Se invece il passo rimosso in edizioni di cinquant'anni fa (1953/54) fosse presente in questa versione dell'Odissea del 1847, mi auguro che gli autori di quel misfatto non stiano sollazzandosi col Creatore, anzi, stiano rodendosi la coscienza per essersi arrogati il diritto di fare un collage pseudo moraleggiante di quest’opera antica e impareggiabile, che immorale assolutamente non è. Ma probabilmente sotto al loro misfatto mano ci cova, una mano ben più potente e lunga della loro, una mano che va a tutti i costi identificata e sbeffeggiata.

Ormai ci siamo. Verso 351:

Per comun voto ad ordinar trascelti
I pubblici conflitti; e, senza indugio
Apportate le turbe, ai danzatori
Un ampio agone preparar. Dal regio
Ostello fece il banditor ritorno
con l’armonica cetra; a tosto in mezzo
Della lizza Demodoco s’assise.
Allor famosi per destrezza, e tutti
Sul fior degli anni, giovani leggiadri
Teneansi in punto a lui d’intorno; e mentre
Conducevan velocissimi nel circo
Maestre danze, il folgorar de’ piedi
Stava Ulisse a guardar maraviglioso.
Posto fine alla danza, il gentil vate
Demodoco cantò del bellicoso
Marte, gli amori e della Dea di Cipro;
Quando, vinta per molti incliti doni,
Col fiero Nume giacquesi furtiva
Di Vulcan nella reggia, indegnamente
Il divin letto nuzial macchiando.
Ma commisti in amor li vide il Sole,
Che tutto vede, e l’onta abbominosa
A Vulcan raccontò.

continua con il racconto di tutta la tresca

Se pagarti ei ricusa, io stesso in tutto
Soddisfarti prometto. – Ormai, Nettuno,
Riprese allora il generoso fabbro,
Contrastar più non deggio al tuo desio.
E in questo dire i saldi lacci infranse
Liberi dalla rete, ambo spediti
Balzar dal letto; e corse Marte in Tracia,
e in Pafo Citerea, del riso amica,
Ove una selva a lei verdeggia, e fuma
Un odorato altare. Ivi le Grazie
...

Rullo di tamburi.... olé, il passo c’è! Riconsegno il libro che torna a riposare nel suo scaffale e lascio dietro di me secoli di cultura mentre mi avvio verso l’uscita.
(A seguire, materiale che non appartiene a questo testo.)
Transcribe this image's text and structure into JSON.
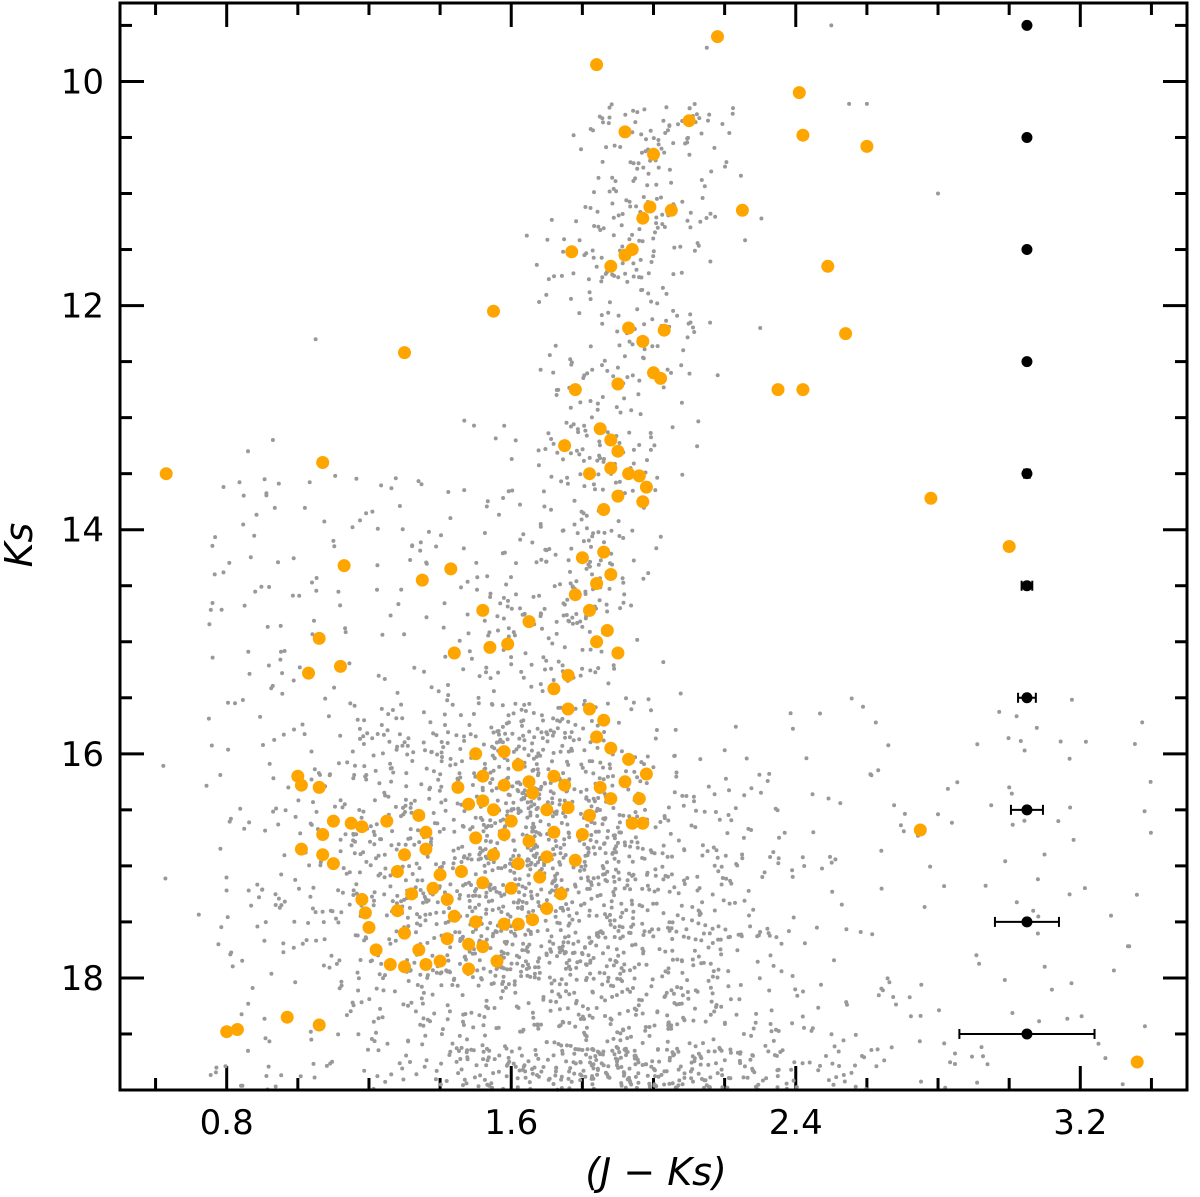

Appena si chiude la porta mi azzardo a pensare che la ricerca è conclusa, almeno per la parte inerente al testo. Bisognerà ora vedere cosa sarà riferito a Elio Corti dalla Zanichelli e se riusciranno a intortarlo (cosa quasi impossibile) o se gli autori del misfatto (perché sono più di uno) salteranno fuori chiedendo scusa – senz'altro indirettamente, per ovvi motivi cronologici – per aver operato come quei chirurghi che asportano un rene senza nemmeno aver pronunciato il giuramento di Ippocrate... alla faccia di Omero e alla nostra!